The adoption of a GGA framework at COP28 was to enhance national, local and transboundary adaptation efforts by improving planning and advancing on implementation. Moreover, it was expected to provide means for evaluating the collective progress on adaption and support. The Paris Agreement, however, does not describe a quantitative goal for adaptation but establishes the GGA as a shared aspirational goal. The most pressing and complex challenges regarding the establishment of the GGA include defining globally relevant targets and metrics to assess progress, as well as defining a clear roadmap for implementation towards the second GST.

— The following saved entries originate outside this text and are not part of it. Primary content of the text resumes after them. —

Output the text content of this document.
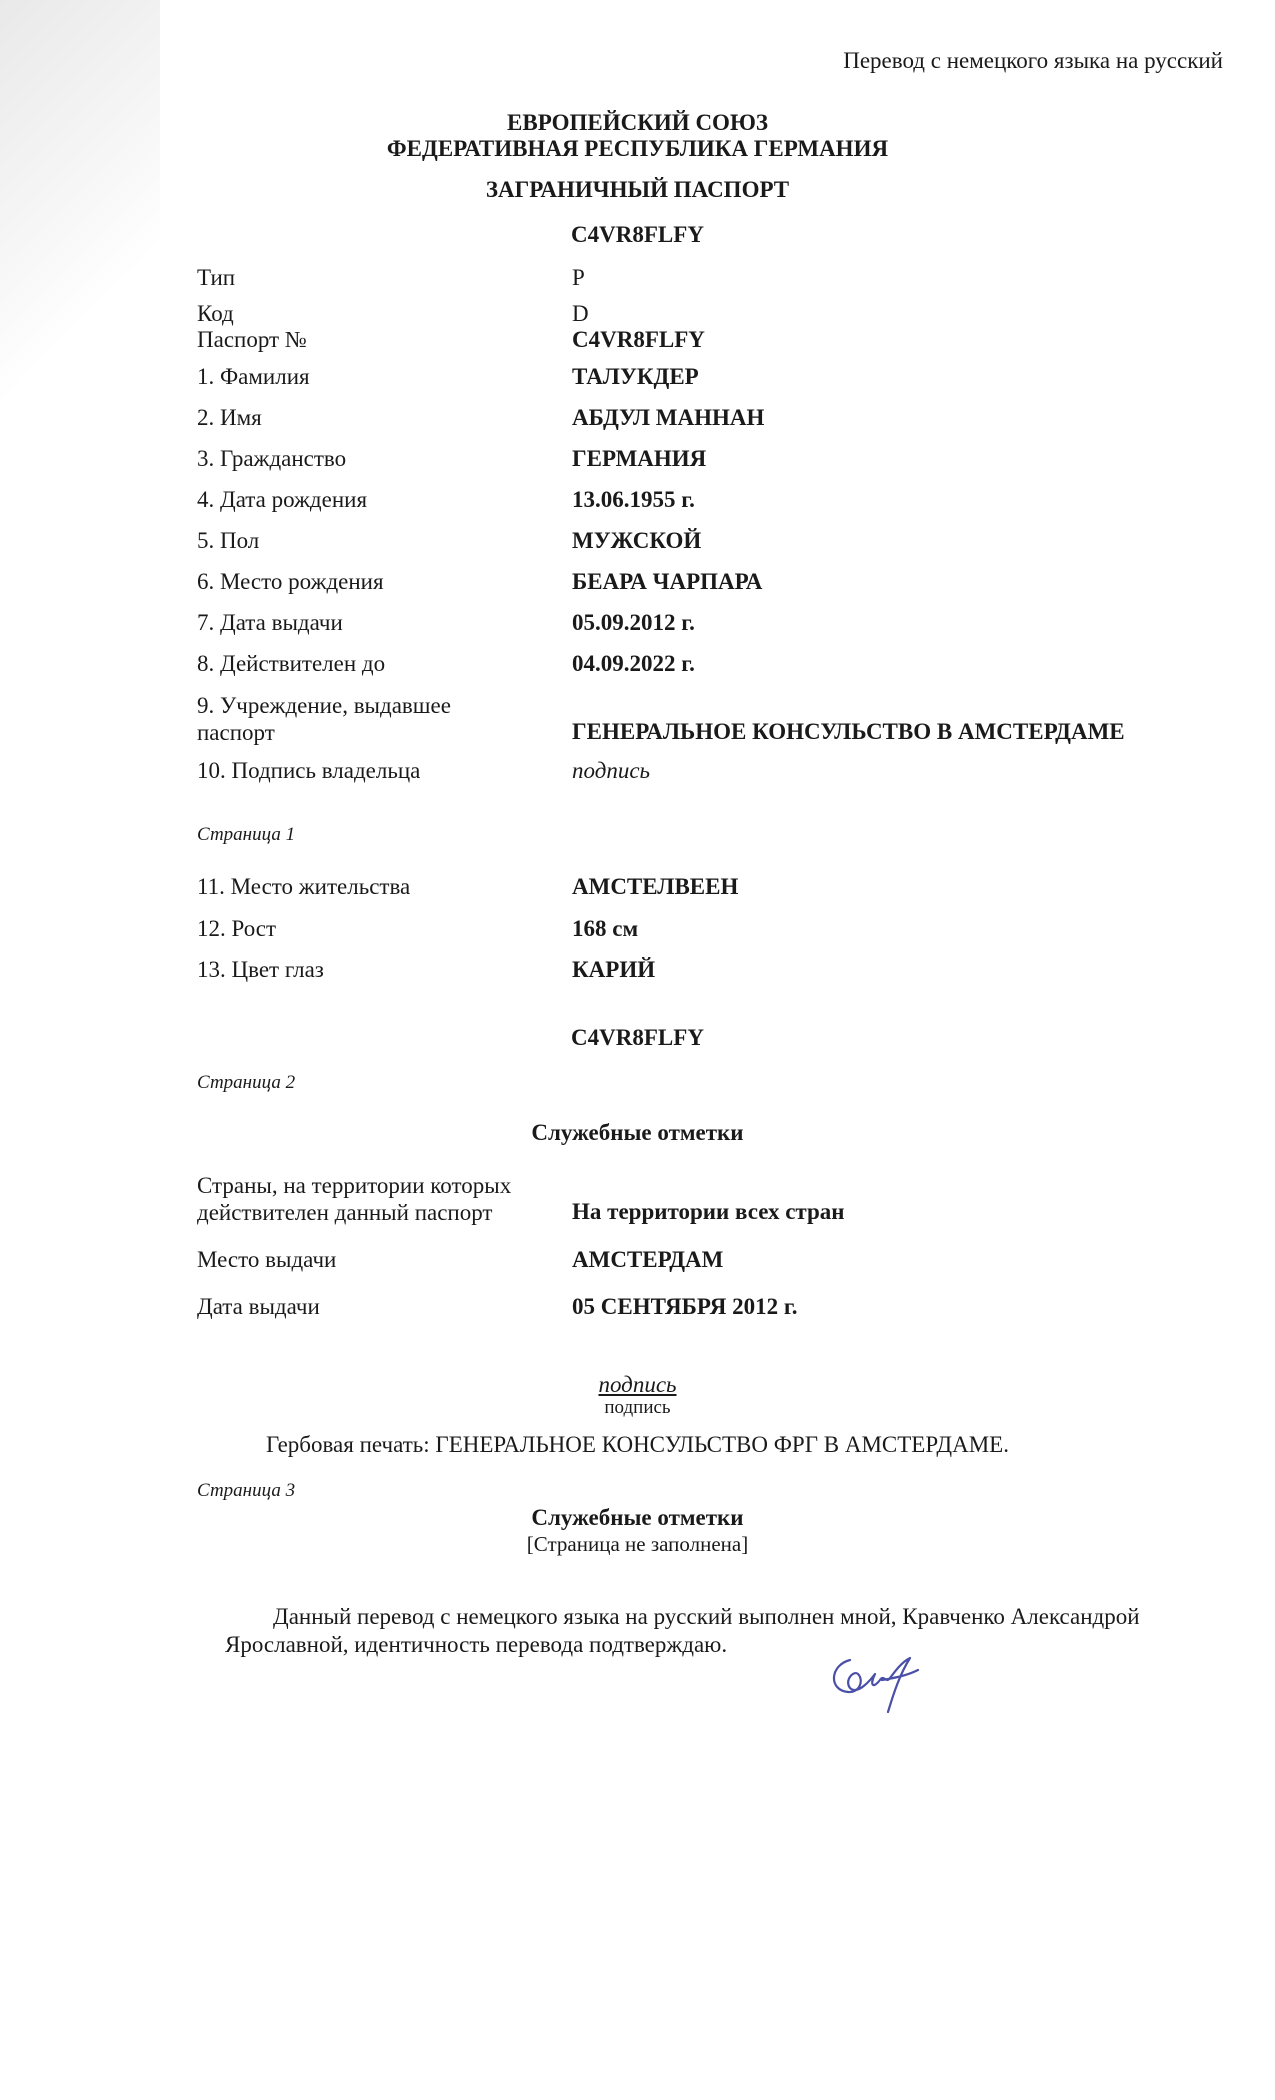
Перевод с немецкого языка на русский
ЕВРОПЕЙСКИЙ СОЮЗ
ФЕДЕРАТИВНАЯ РЕСПУБЛИКА ГЕРМАНИЯ
ЗАГРАНИЧНЫЙ ПАСПОРТ
C4VR8FLFY
Тип	P
Код	D
Паспорт №	C4VR8FLFY
1. Фамилия	ТАЛУКДЕР
2. Имя	АБДУЛ МАННАН
3. Гражданство	ГЕРМАНИЯ
4. Дата рождения	13.06.1955 г.
5. Пол	МУЖСКОЙ
6. Место рождения	БЕАРА ЧАРПАРА
7. Дата выдачи	05.09.2012 г.
8. Действителен до	04.09.2022 г.
9. Учреждение, выдавшее
паспорт	ГЕНЕРАЛЬНОЕ КОНСУЛЬСТВО В АМСТЕРДАМЕ
10. Подпись владельца	подпись
Страница 1
11. Место жительства	АМСТЕЛВЕЕН
12. Рост	168 см
13. Цвет глаз	КАРИЙ
C4VR8FLFY
Страница 2
Служебные отметки
Страны, на территории которых
действителен данный паспорт	На территории всех стран
Место выдачи	АМСТЕРДАМ
Дата выдачи	05 СЕНТЯБРЯ 2012 г.
подпись
подпись
Гербовая печать: ГЕНЕРАЛЬНОЕ КОНСУЛЬСТВО ФРГ В АМСТЕРДАМЕ.
Страница 3
Служебные отметки
[Страница не заполнена]
Данный перевод с немецкого языка на русский выполнен мной, Кравченко Александрой Ярославной, идентичность перевода подтверждаю.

In line with limited advances in the past, the results of adaptation negotiations have been underwhelming at COP28. The need for transformative adaptation and resilience is increasingly urgent, whereas current adaptation tends to be gradual and piecemeal. Indicators, monitoring systems and strong commitments are lacking, with 60% of countries that have National Adaptation Plans not conducting evaluations of their implementation as of 2021. Within the GGA text approved, the following key elements can be highlighted:
- The purpose of the framework for the GGA (called the UAE Framework for Global Climate Resilience, UAE FGCR) is to guide the achievement of the GGA and to help review the progress made to reduce the impacts, risks and vulnerabilities associated with climate change, as well as to enhance action and support for adaptation. Informally, this is referred to as the guiding star.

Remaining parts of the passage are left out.